The orphan receptor GPR97 is a member of the adhesion GPCR (aGPCR) family. As one of the evolutionarily ancient families in the GPCR superfamily, aGPCRs are crucial molecular switches that regulate many physiological processes, including brain development, ion-water homeostasis, inflammation, and cell-fate determination. Compared with other GPCR families, aGPCRs are well-known for the presence of a large ectodomain that contains the GAIN domain, which functions with the seven-transmembrane (7TM) bundle as a pair, and subsequent activation of the receptor through tethered agonism or other mechanisms such as mechanical force. However, the structural basis for aGPCR activation is unclear and whether the 7TM bundle of aGPCR constitutes a typical pocket to recognize a small chemical ligand is uncertain.
On January 6th, 2021, SUN Jin-Peng from Shandong University, Dr. H. Eric XU from Shanghai Institute of Materia Medica (SIMM), Chinese Academy of Sciences, Dr. ZHANG Yan from Zhejiang University and their colleagues, reported two high-resolution cryo-electron microscopy (Cryo-EM) structures of the adhesion GPCR GPR97–Go complexes bound to the anti-inflammatory drug beclomethasone (BCM) and the glucocorticoid hormone cortisol. This research has been published on Nature, entitled Structures of the glucocorticoid-bound adhesion receptor GPR97–Go complex.

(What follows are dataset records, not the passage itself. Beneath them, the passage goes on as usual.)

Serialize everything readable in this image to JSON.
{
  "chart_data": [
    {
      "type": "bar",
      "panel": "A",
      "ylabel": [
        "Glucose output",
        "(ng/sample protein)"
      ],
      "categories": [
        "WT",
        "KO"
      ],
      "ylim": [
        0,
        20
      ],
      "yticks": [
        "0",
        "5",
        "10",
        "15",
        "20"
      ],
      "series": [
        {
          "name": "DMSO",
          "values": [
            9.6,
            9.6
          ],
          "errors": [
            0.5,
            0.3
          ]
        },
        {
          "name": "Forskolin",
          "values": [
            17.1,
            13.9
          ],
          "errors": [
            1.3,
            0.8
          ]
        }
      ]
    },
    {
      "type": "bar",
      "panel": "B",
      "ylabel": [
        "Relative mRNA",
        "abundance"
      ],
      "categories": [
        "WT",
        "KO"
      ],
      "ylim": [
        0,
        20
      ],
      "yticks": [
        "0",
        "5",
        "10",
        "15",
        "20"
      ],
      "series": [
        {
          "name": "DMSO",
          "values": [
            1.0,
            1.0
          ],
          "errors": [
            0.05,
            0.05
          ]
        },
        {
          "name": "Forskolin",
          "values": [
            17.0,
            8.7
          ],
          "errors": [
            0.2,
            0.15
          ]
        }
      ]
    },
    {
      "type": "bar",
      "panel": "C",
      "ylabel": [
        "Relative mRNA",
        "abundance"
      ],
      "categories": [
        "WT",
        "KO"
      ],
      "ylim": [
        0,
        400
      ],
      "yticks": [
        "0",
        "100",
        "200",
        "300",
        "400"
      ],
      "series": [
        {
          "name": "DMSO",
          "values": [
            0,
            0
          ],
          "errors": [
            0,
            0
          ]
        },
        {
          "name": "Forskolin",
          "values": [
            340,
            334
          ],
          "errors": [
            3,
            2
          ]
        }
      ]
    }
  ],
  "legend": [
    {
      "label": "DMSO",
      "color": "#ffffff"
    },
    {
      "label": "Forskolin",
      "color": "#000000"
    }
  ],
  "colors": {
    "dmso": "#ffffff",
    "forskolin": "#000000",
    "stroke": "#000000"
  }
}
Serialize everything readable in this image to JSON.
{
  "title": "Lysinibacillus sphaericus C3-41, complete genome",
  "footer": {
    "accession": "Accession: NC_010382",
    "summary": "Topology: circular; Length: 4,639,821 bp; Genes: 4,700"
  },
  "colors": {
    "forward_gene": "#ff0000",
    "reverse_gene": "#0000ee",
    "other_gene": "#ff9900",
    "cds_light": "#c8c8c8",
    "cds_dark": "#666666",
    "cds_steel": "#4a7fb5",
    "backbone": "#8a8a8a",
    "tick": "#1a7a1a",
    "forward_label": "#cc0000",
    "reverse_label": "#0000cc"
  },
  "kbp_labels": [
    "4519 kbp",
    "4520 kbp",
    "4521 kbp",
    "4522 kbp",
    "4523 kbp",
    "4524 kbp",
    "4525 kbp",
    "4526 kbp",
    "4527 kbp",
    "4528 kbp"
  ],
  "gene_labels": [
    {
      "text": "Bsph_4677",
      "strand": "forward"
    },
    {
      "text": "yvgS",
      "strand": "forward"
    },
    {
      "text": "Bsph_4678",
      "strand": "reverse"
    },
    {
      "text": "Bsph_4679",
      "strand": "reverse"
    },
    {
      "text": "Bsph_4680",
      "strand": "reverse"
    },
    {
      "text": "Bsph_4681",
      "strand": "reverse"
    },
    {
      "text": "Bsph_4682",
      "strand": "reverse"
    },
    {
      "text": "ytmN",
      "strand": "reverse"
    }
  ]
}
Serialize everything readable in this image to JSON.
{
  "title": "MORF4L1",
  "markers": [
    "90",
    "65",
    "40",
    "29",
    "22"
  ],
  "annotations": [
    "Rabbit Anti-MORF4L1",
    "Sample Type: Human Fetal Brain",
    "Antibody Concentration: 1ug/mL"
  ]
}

Glucocorticoids (GCs) are steroid hormones regulating development, metabolism, and immune response. When GCs bind to the glucocorticoid receptor (GR), a member of the nuclear receptor superfamily, the activated GC-GR complex enters the nucleus and regulates gene transcription. This classic genomic regulation of GR takes hours since it needs many intermediate steps from GR activation to protein expression. Dr. H. Eric Xu has solved the crystal structures of GR bound to anti-inflammatory drug dexamethasone (DEX) and natural agonist hydrocortisone in 2002 (Cell, 110: 93-105) and 2014 (Cell Research, 24: 713–726), respectively, to reveal this classic genomic regulation mechanism. However, a rapid cell response occurs within minutes after GC stimulation, eliciting a hypothesis that membrane receptors may mediate these rapid effects instead of nuclear receptors. It has been reported that pertussis toxin (PTX), an inhibitor of inhibitory G protein Gi, can reverse the rapid effects of GCs, indicating that GPCR is one of the putative membrane receptors of GCs. The research groups of Dr. YI Fan and SUN Jin-Peng from Shandong University have clarified the physiological role of GPR97 and mining its natural ligand (J. Am. Soc. Nephrol. 2018. 29, 1475–1489). The research group found that several endogenous GCs, such as hydrocortisone, cortisol, and 11-deoxycortisol, etc., can activate GPR97, of which DEX displays the most potent activation effect. They further found that GCs inhibited cAMP accumulation and identified Go protein as the downstream transducer of GPR97.
The three research groups jointly determined the cryo-EM structures of active GPR97 in complex with the Go heterotrimer and two GCs, the anti-inflammatory drug BCM and cortisol at the resolution of 3.1 Angstrom and 2.9 Angstrom , respectively (Figure 1a and 1b).
Figure: Cryo-EM structures of the GPR97–Go complexes
These structures unexpectedly highlighted that the small steroid hormone could bind to the 7TM bundle of aGPCR for receptor activation. The GCs bound at the center of this pocket with their D rings packed against the toggle switch residue W4906.53 (Figure 1c). Furthermore, these structures revealed that GPR97 has a unique 7TM architecture with an extended ECL2 β sheet and a relatively short helix TM6. Although GPR97 has neither the traditional “PIF” core triad nor the NPxxY motif that commonly mediates class A GPCR activation, it senses ligand binding by the conserved toggle switch W6.53 and tethers TM3-TM5-TM6 by the newly identified and sequence-conserved "upper quaternary core" (UQC) for the active receptor conformation. In addition, in the aGPCR family, the conserved D/ERY motif is replaced by HLY, which mediates Go protein coupling. Unexpectedly, a palmitoylation at the C-tail of the Gαo subunit was found essential for efficient engagement with GPR97 but it is not observed in other solved GPCR complex structures. Together, this work provides a structural basis for ligand binding to the 7TM domain of an adhesion GPCR and subsequent G protein coupling.